I flew from Quito to Cancun in Mexico. Deciding where to go after Ecuador was hard but I decided to keep with the history theme and go visit the Aztecs - one of my key interests. Getting to Mexico was another matter. The cheapest way to go was to fly to Houston and then get a connecting plane to Cancun.
My flight to Houston was fine. I had booked my luggage all the way from Quito through to Cancun and as both flights were with Continental and I had boarding cards for each flight I did not expect any problems. But I did not reckon on having to go through passport control again at Houston and how awful and how suspicious US passport officers could be. It was clear I was not staying in the US as I showed him my boarding card etc. Having showed this officer my boarding card he proceeded to ask me umpteen questions including why was I going to Mexico, what was I doing in Houston, did I know anyone in Mexico, where would I be staying, why was I travelling, why was I travelling for a year, who did I work for, how could I afford to travel and how many bags did I have? Why he was asking all these questions I am not sure. Surely some were more appropriate for the Mexican authorities?? He looked unhappy at all my answers then proceeded to open my passport. He went to stamp it three times and each time hesitated withdrawing the stamp and thinking some more. I seriously thought he was going to refuse me. Finally he stamped it and let me through. Ironically, if I was a criminal looking to do damage to the USA, by making me go through passport control instead of simply allowing transfer clearance they were actually giving me the chance to enter the States! Very odd. Even more ironically when I got to Mexico, the passport authorities did not ask me a single question but simply stamped my passport and waved me through.

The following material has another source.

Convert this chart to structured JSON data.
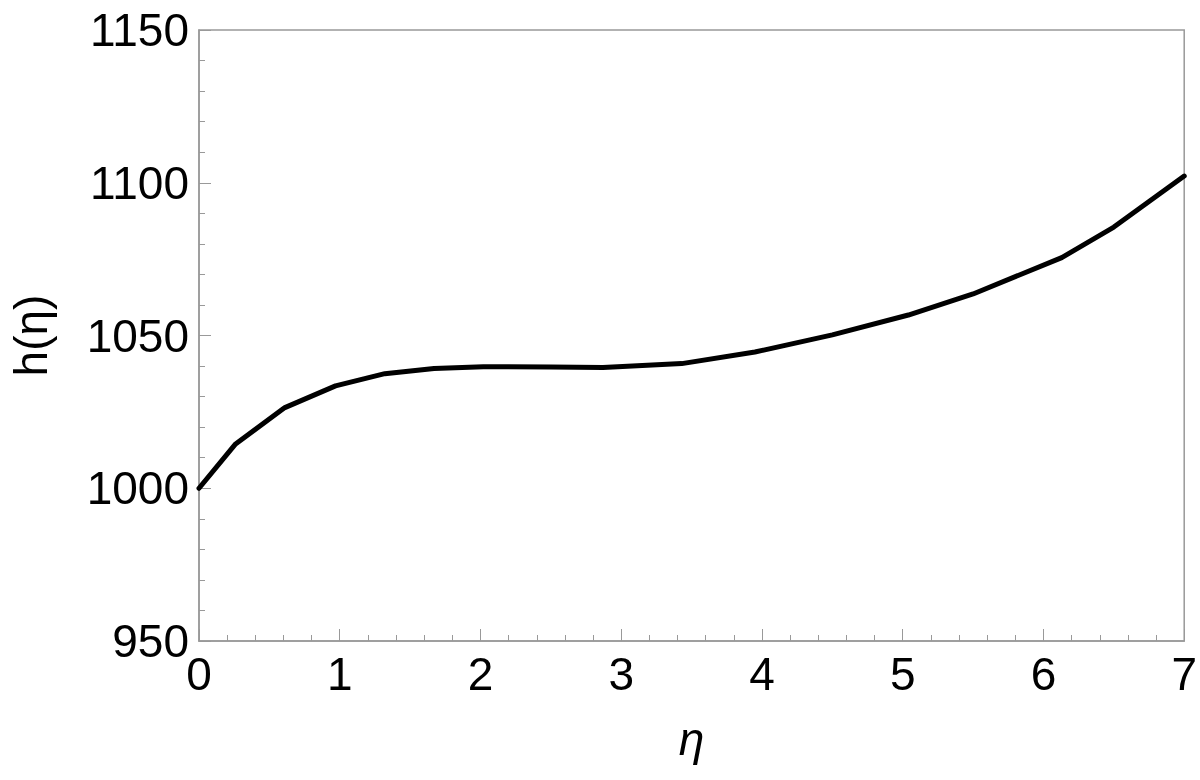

I finally made it to Cancun quite late into the evening and what experienced an onslaught to my senses. Riding into the downtown area we went through the hotel zone. It was a hybrid of Dubai and Las Vegas. Enormous hotel after enormous hotel competing with its neighbour in style, eccenticity, lights and space. It was an incredible sight. Along with shopping mall after shopping mall and many western shops that I had long forgotten about. I had gone straight into the tourist trap. Luckily I had booked to stay in downtown Cancun which was a lot more local and typically Mexican. Phew!
I spent my first day there trying to track down a Lonely Planet book or something similar to help work out a plan for Mexico. I went to several bookstores but no joy. Entering shopping malls there was a serious temptation to shop but I was proud of myself and restrained. When I realised that there would be no guide forthcoming I gave up and headed down to the beach. The walk was about 2km down a path designed for Mexicans to jog or rollerblade down. Palm trees shaded the path and made it a lovely walk. The beach itself was a lovely whitish colour and soft but the tide line though had a string of seaweed putting me off dipping into the beautiful water. It was also full of tourists so after a while I returned back to Cancun downtown. One interesting fact about the impact of tourism- 30 years ago Cancun had a population of 100. Now it stands at 1 million. Talk about a boom.
The following day I started my exploration of Mayan ruins with a trip to Coba and Tulum. Coba is a 50sq km ruins set within the jungle. Construction peaked between AD 800 and AD 1100 with a population of 40,000 believed to have lived there. My first sight of it was a temple/church in the tradition Mayan way with many steps to the top. Trees grew round and over the stones. It was remarkably similar to the temples around Ankur Wats but that may have been due to the ever encroaching jungle and as the tour continued I could not shake off this feeling.
We saw more temples, including one where we could climb to the submit and look out over the jungle. Here and there you could see ruins emerging from the mass of foliage, and yet to be uncovered. It was quite surreal. At some sights we could see ancient tablets that had been decoded giving further insight into the Mayans. One held a ball court. Similar to football, the players had to get a rubber ball through, not a goal, but a tiny hoop, and were not allowed to use their hands or feet. Debate rages about whether it was the losers who were then sacrificed or the winners (who would then be powerful to go on to compete with the Gods). Either way it must have been an interesting game.
We left the jungle behind to head to the coast and the ruins of Tulum. Set against jade green waters this was a spectular site. One of the newer ruins, this was an immaculate albeit small site. It is also probably the most photographed with the towers on the cliff edge being set against the amazing colour of the sea - a photographers dream. Unfortunately history wise there is not much tell. The buildings showed decorative architecture including faces carved in the corners of the walls, but at all times my eyes were drawn to the sea. Just down from the cliffs was a white beach and you could well imagine why the Mayans chose to settle here. It was one of my favourite sites.
Cancun overall was a tourist destination and provided a surreal landscape that reminded me what it would be like to be on holiday rather than a hardened traveller. It also made me think about all inclusives package holidays and how much of the world you miss. I much prefer being the traveller!